The metaphysical effect of tea cake last night was, that I had a perilous and weary journey in a desert, in which I had to dodge hostile tribes round the corners of pyramids.
A very sad letter from Joanie tells me she was going to Scotland last night, at which I am not only very sorry but very cross.
A chirping cricket on the hearth advises me to keep my heart up.
* * * * *
Your happy letters (with the sympathetic misery of complaint of dark days) have cheered me as much as anything could do.
The sight of one of my poor "Companions of St. George," who has sent me, not a widow's but a parlor-maid's (an old school-mistress) "all her living," and whom I found last night, dying, slowly and quietly, in a damp room, just the size of your study (which her landlord won't mend the roof of), by the light of a single tallow candle--dying, I say, _slowly_, of consumption, not yet near the end, but contemplating it with sorrow, mixed partly with fear, lest she should not have done all she could for her children!
The sight of all this and my own shameful comforts, three wax candles and blazing fire and dry roof, and Susie and Joanie for friends!
Oh me, Susie, what _is_ to become of me in the next world, who have in this life all my good things!
* * * * *
What a sweet, careful, tender letter this is! I re-inclose it at once for fear of mischief, though I've scarcely read, for indeed my eyes are weary, but I see what gentle mind it means.
Yes, you will love and rejoice in your Chaucer more and more. Fancy, I've never time, now, to look at him,--obliged to read even my Homer and Shakespeare at a scramble, half missing the sense,--the business of life disturbs one so.
* * * * *
HERNE HILL.
Here's your letter first thing in the morning, while I'm sipping my coffee in the midst of such confusion as I've not often achieved at my best. The little room, which I think is as nearly as possible the size of your study, but with a lower roof, has to begin with--A, my bed; B, my basin stand; C, my table; D, my chest of drawers; thus arranged in relation to E, the window (which has still its dark bars to prevent the little boy getting out); F, the fireplace; G, the golden or mineralogical cupboard; and H, the grand entrance.

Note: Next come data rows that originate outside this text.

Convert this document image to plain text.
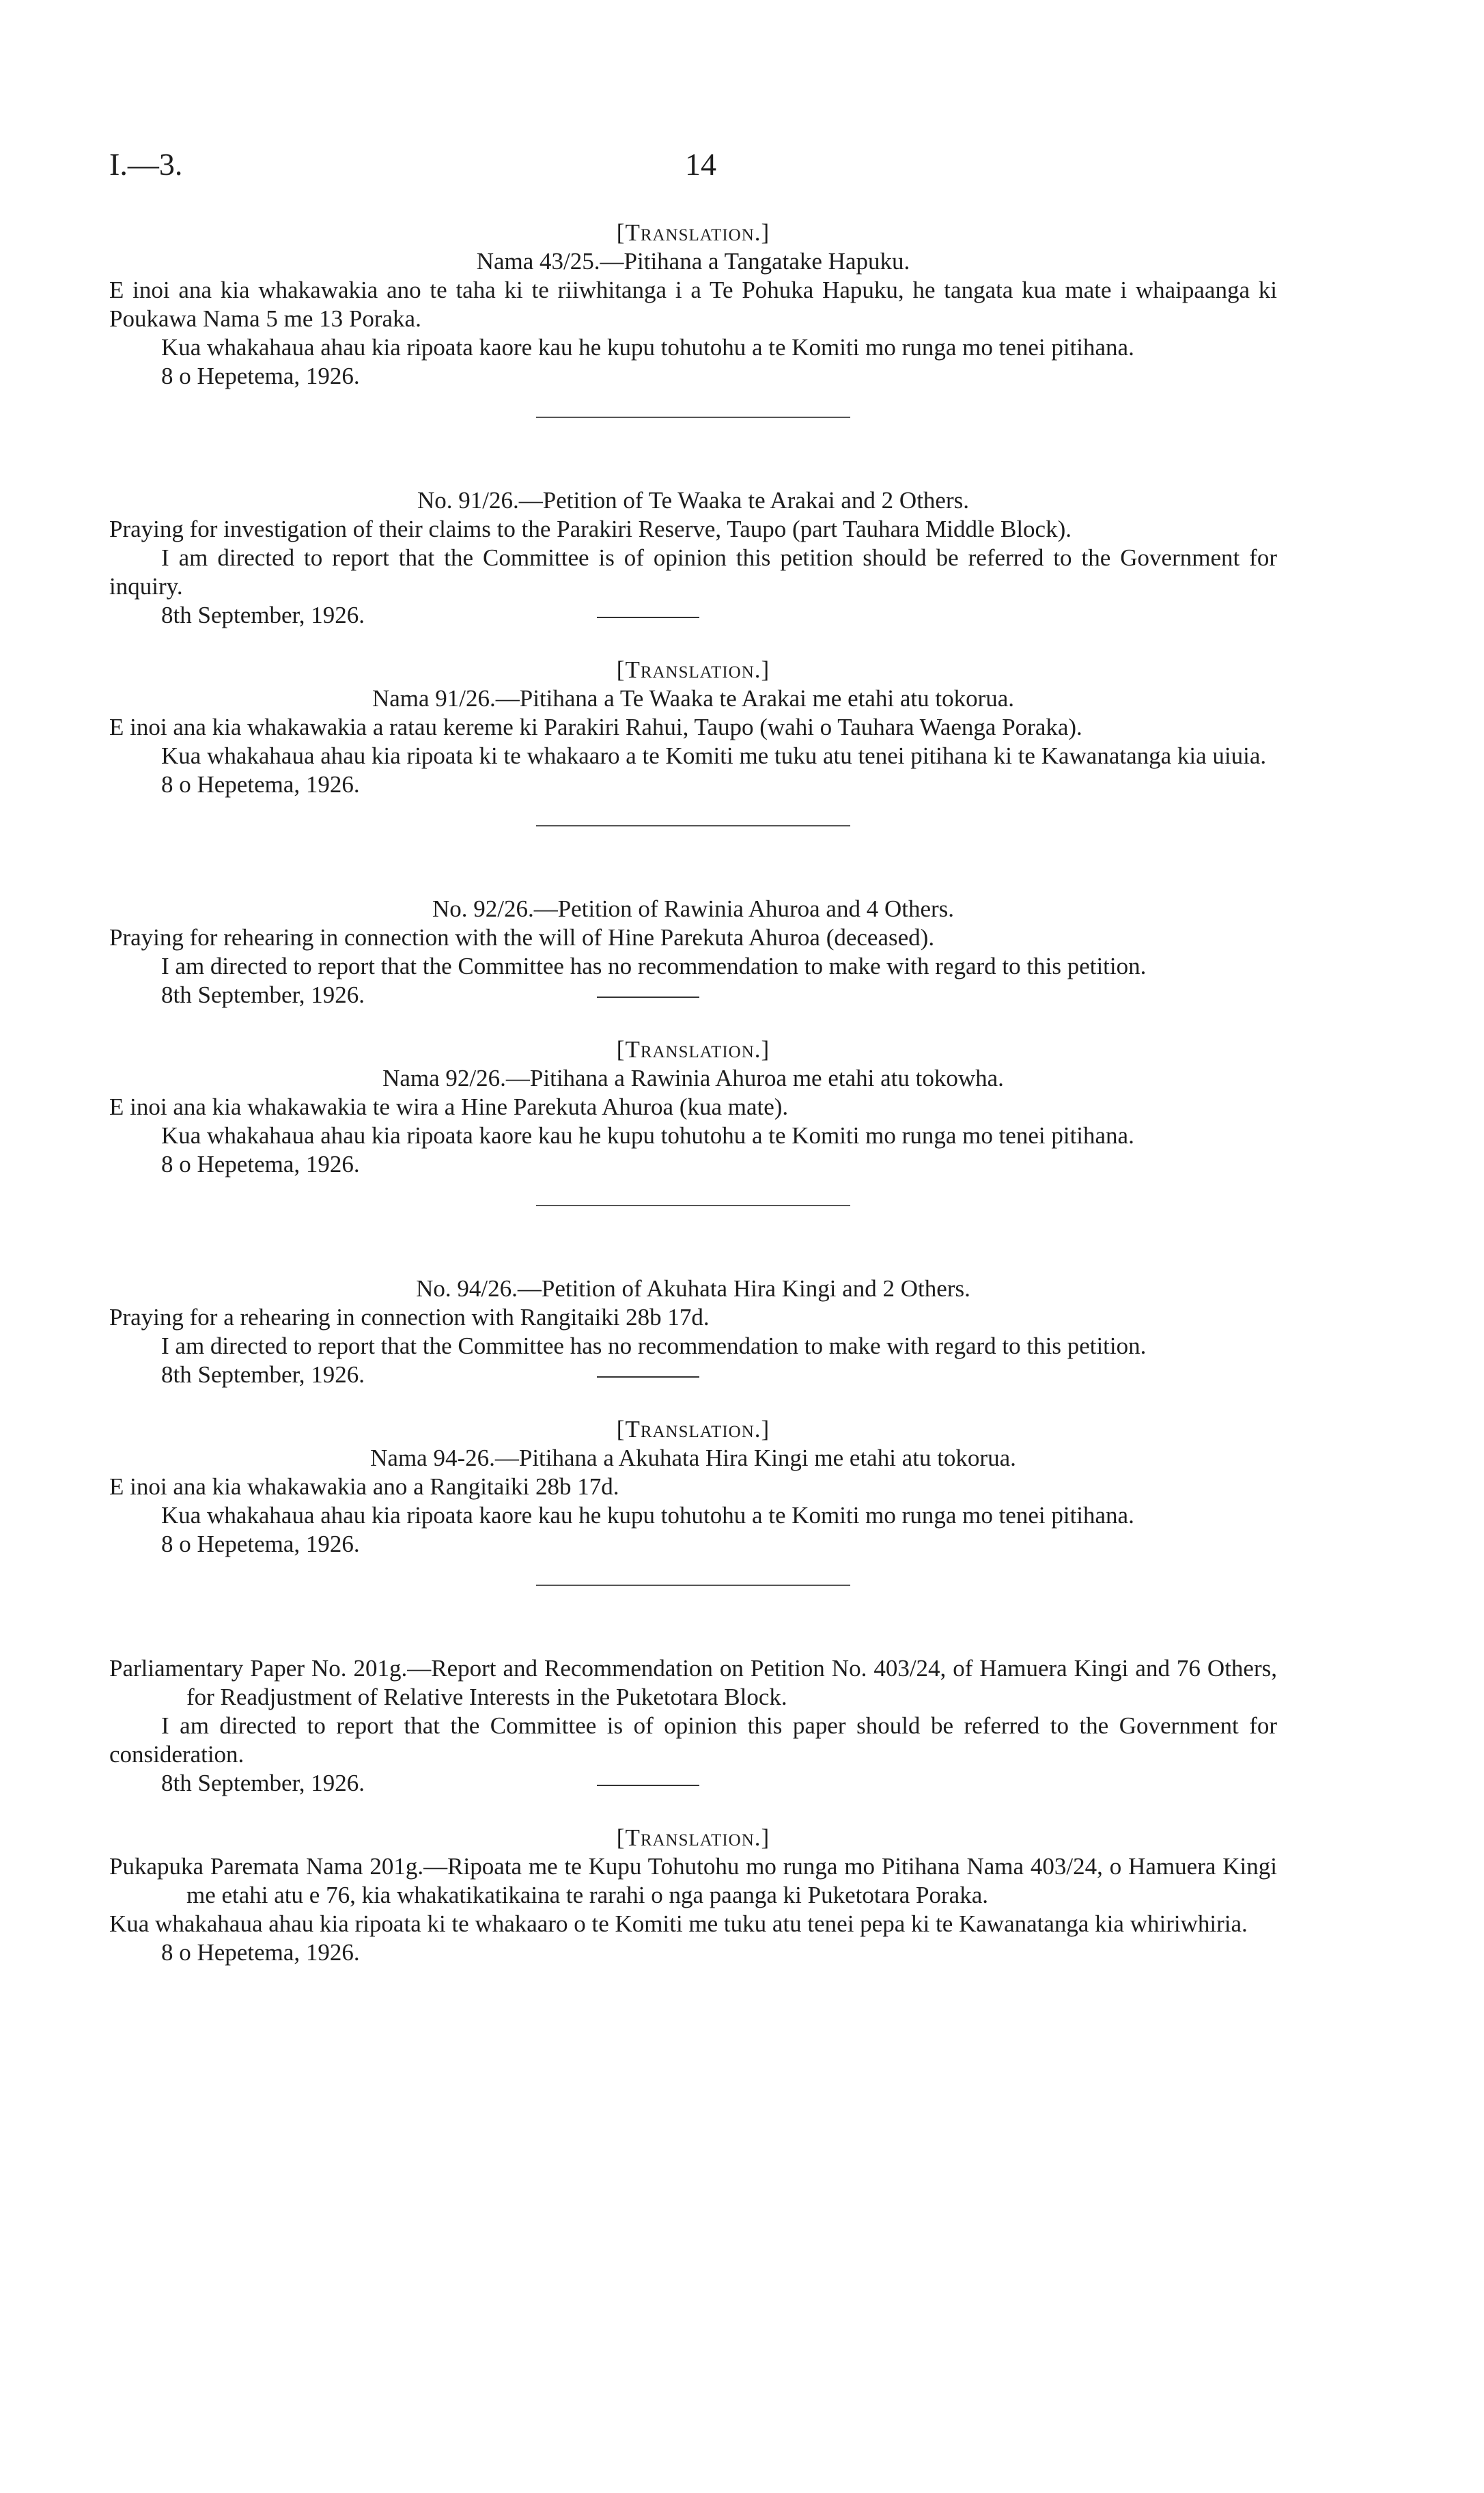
I.—3.	14

[Translation.]

Nama 43/25.—Pitihana a Tangatake Hapuku.

E inoi ana kia whakawakia ano te taha ki te riiwhitanga i a Te Pohuka Hapuku, he tangata kua mate i whaipaanga ki Poukawa Nama 5 me 13 Poraka.

Kua whakahaua ahau kia ripoata kaore kau he kupu tohutohu a te Komiti mo runga mo tenei pitihana.

8 o Hepetema, 1926.

No. 91/26.—Petition of Te Waaka te Arakai and 2 Others.

Praying for investigation of their claims to the Parakiri Reserve, Taupo (part Tauhara Middle Block).

I am directed to report that the Committee is of opinion this petition should be referred to the Government for inquiry.

8th September, 1926.

[Translation.]

Nama 91/26.—Pitihana a Te Waaka te Arakai me etahi atu tokorua.

E inoi ana kia whakawakia a ratau kereme ki Parakiri Rahui, Taupo (wahi o Tauhara Waenga Poraka).

Kua whakahaua ahau kia ripoata ki te whakaaro a te Komiti me tuku atu tenei pitihana ki te Kawanatanga kia uiuia.

8 o Hepetema, 1926.

No. 92/26.—Petition of Rawinia Ahuroa and 4 Others.

Praying for rehearing in connection with the will of Hine Parekuta Ahuroa (deceased).

I am directed to report that the Committee has no recommendation to make with regard to this petition.

8th September, 1926.

[Translation.]

Nama 92/26.—Pitihana a Rawinia Ahuroa me etahi atu tokowha.

E inoi ana kia whakawakia te wira a Hine Parekuta Ahuroa (kua mate).

Kua whakahaua ahau kia ripoata kaore kau he kupu tohutohu a te Komiti mo runga mo tenei pitihana.

8 o Hepetema, 1926.

No. 94/26.—Petition of Akuhata Hira Kingi and 2 Others.

Praying for a rehearing in connection with Rangitaiki 28b 17d.

I am directed to report that the Committee has no recommendation to make with regard to this petition.

8th September, 1926.

[Translation.]

Nama 94-26.—Pitihana a Akuhata Hira Kingi me etahi atu tokorua.

E inoi ana kia whakawakia ano a Rangitaiki 28b 17d.

Kua whakahaua ahau kia ripoata kaore kau he kupu tohutohu a te Komiti mo runga mo tenei pitihana.

8 o Hepetema, 1926.

Parliamentary Paper No. 201g.—Report and Recommendation on Petition No. 403/24, of Hamuera Kingi and 76 Others, for Readjustment of Relative Interests in the Puketotara Block.

I am directed to report that the Committee is of opinion this paper should be referred to the Government for consideration.

8th September, 1926.

[Translation.]

Pukapuka Paremata Nama 201g.—Ripoata me te Kupu Tohutohu mo runga mo Pitihana Nama 403/24, o Hamuera Kingi me etahi atu e 76, kia whakatikatikaina te rarahi o nga paanga ki Puketotara Poraka.

Kua whakahaua ahau kia ripoata ki te whakaaro o te Komiti me tuku atu tenei pepa ki te Kawanatanga kia whiriwhiria.

8 o Hepetema, 1926.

The two dots with a back represent my chair, which is properly solid and not _un_-easy. Three others of lighter disposition find place somewhere about. These with the chimney-piece and drawer's head are covered, or rather heaped, with all they can carry, and the morning is just looking in, astonished to see what is expected of it, and smiling--(yes, I may fairly say it is smiling, for it is cloudless for its part above the smoke of the horizon line)--at Sarah's hope and mine, of ever getting that room into order by twelve o'clock. The chimney-piece with its bottles, spoons, lozenge boxes, matches, candlesticks, and letters jammed behind them, does appear to me entirely hopeless, and this the more because Sarah,[45] when I tell her to take a bottle away that has a mixture in it which I don't like, looks me full in the face, and says "she _won't_, because I may want it." I submit, because it is so nice to get Sarah to look one full in the face. She really is the prettiest, round faced, and round eyed girl I ever saw, and it's a great shame she should be a housemaid; only I wish she would take those bottles away. She says I'm looking better to-day, and I think I'm feeling a little bit more,--no, I mean, a little bit less demoniacal. But I still can do that jackdaw beautifully.
[Footnote 45: Our Herne Hill parlor-maid for four years. One of quite the brightest and handsomest types of English beauty I ever saw, either in life, or fancied in painting.--J. R.]
* * * * *
I am quite sure you would have felt like Albert Duerer, had you gone on painting wrens.